Duke orthopaedic surgeon Samuel Adams, MD, had learned about a company called 4WEB at a medical conference and thought that a 3D-printed bone implant might work in this particular case, enhancing quality of life and sparing the limb.
The patient was willing to undergo this process and procedure, and Adams obtained one-time-use approval from procurement purchasing for the Food and Drug Administration–approved implant. (The implant, which is still considered to be a new technology, must demonstrate clinical benefit and cost effectiveness before insurer reimbursement will be offered.)
Adams worked with the company to create a custom template for the missing bone and ascertain where cuts should be made to fit the titanium implant for optimal placement. He said that limb salvage is a primary reason for using the implants, and he has since used other preprinted implants.
Using CT scan measurements from the patient’s leg, a computer-generated “titanium cage” was printed to replace the missing bone.
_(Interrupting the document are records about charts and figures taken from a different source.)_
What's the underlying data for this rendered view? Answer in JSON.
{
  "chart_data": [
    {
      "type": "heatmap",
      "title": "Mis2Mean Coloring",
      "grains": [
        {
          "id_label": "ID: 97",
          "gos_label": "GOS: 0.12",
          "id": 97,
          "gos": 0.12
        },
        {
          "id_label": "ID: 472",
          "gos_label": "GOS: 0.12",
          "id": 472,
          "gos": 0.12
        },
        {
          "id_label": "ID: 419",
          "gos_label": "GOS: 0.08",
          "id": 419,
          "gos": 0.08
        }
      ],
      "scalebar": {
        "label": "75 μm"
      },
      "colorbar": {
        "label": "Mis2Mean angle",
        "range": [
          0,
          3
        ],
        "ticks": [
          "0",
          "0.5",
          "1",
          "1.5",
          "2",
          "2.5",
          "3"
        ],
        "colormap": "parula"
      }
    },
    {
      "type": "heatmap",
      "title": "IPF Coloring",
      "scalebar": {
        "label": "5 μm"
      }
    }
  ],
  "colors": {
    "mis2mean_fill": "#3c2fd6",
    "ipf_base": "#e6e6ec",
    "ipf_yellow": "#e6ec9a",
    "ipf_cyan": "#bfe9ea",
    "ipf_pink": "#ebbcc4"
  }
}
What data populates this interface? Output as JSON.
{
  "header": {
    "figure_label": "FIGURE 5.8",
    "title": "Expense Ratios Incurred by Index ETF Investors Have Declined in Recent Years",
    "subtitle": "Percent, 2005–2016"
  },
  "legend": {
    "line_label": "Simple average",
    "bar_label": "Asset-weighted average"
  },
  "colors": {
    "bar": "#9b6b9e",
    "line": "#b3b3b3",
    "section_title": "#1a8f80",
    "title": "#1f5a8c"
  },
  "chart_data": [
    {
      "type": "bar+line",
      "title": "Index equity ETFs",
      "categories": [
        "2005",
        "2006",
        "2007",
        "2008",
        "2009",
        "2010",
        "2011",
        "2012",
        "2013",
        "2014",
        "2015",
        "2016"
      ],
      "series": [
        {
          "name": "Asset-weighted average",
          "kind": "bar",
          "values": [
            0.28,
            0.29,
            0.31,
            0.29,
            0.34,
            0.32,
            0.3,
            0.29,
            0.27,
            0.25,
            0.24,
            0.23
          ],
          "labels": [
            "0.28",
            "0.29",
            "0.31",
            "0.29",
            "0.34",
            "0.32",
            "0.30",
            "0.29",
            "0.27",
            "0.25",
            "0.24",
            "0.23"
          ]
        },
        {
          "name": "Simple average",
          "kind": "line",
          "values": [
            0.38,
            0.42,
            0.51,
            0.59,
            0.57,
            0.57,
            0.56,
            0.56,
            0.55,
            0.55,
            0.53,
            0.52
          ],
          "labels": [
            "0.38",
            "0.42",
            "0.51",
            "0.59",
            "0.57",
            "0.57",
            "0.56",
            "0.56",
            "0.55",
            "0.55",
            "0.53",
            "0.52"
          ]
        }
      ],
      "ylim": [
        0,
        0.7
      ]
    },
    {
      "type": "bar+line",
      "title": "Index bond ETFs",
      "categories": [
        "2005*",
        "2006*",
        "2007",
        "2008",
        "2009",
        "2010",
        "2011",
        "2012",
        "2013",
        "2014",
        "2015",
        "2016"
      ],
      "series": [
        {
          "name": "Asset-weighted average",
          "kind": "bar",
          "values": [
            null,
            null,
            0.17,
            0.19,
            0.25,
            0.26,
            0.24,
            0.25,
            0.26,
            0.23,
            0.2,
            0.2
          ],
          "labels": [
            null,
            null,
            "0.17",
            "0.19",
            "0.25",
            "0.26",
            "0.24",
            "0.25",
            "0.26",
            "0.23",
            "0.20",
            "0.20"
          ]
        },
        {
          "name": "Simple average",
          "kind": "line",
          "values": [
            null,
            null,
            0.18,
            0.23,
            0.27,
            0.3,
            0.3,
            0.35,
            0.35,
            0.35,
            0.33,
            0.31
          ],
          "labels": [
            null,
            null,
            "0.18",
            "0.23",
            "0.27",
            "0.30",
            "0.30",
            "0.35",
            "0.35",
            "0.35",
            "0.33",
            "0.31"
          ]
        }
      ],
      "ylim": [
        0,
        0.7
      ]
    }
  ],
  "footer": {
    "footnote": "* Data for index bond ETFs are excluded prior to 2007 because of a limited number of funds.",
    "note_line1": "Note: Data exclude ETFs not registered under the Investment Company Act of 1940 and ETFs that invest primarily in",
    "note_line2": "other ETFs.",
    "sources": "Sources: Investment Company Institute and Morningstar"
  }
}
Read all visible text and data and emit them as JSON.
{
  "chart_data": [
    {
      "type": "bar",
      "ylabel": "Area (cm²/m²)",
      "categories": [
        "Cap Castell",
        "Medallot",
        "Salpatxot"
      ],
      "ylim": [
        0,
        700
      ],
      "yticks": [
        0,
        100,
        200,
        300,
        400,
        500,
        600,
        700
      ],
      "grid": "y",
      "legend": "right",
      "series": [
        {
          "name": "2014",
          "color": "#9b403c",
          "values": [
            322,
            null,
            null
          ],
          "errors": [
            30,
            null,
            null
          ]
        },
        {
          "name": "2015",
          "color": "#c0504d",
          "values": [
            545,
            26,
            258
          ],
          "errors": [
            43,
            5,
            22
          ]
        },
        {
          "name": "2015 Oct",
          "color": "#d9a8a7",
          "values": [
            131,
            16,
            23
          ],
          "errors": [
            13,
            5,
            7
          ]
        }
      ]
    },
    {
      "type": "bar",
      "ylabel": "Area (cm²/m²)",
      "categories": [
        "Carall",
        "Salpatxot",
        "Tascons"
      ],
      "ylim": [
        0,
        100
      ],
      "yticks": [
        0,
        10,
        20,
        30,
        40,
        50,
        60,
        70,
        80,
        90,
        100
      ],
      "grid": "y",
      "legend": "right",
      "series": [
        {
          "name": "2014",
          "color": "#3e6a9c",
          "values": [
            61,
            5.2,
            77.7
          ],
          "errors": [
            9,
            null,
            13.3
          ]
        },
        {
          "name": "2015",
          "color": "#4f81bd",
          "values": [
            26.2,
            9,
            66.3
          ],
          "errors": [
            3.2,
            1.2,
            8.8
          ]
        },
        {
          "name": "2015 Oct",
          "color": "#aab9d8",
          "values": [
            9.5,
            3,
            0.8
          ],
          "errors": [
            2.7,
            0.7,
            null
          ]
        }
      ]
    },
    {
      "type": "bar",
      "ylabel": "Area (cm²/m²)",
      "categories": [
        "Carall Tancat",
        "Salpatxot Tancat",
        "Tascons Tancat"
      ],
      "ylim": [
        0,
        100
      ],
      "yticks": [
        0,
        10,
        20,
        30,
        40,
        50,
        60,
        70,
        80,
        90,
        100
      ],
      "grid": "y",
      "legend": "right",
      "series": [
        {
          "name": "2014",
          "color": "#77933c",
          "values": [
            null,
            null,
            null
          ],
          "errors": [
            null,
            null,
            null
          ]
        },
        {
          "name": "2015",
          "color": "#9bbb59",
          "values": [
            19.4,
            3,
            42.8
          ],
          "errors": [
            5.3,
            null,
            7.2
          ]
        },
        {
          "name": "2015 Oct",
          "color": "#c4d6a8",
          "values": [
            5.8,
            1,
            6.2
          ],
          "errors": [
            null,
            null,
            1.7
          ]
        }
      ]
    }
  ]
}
The cage allowed the patient’s bone to maintain structural integrity. The open architecture of the implant allowed for up to 75% of the implant to be filled with graft material to maximize bone incorporation. Graft material used in the cage was allograft and some of the patient's own bone.
The new internal structure was fixed with an intramedullary nail—a rod that went through the foot into the shinbone to provide stability to the injured region. The rod could not have been placed without the implant because there was not enough bone to support it, Adams said.
Four months after her accident, the patient underwent surgery to have the implant placed in her leg. Six weeks later, she was no longer restricted to a wheelchair and was gradually bearing more weight on her leg. By November 2014, she was back to work as an elementary schoolteacher wearing a shoe with an ankle support. As of January 2015, she has been brace free.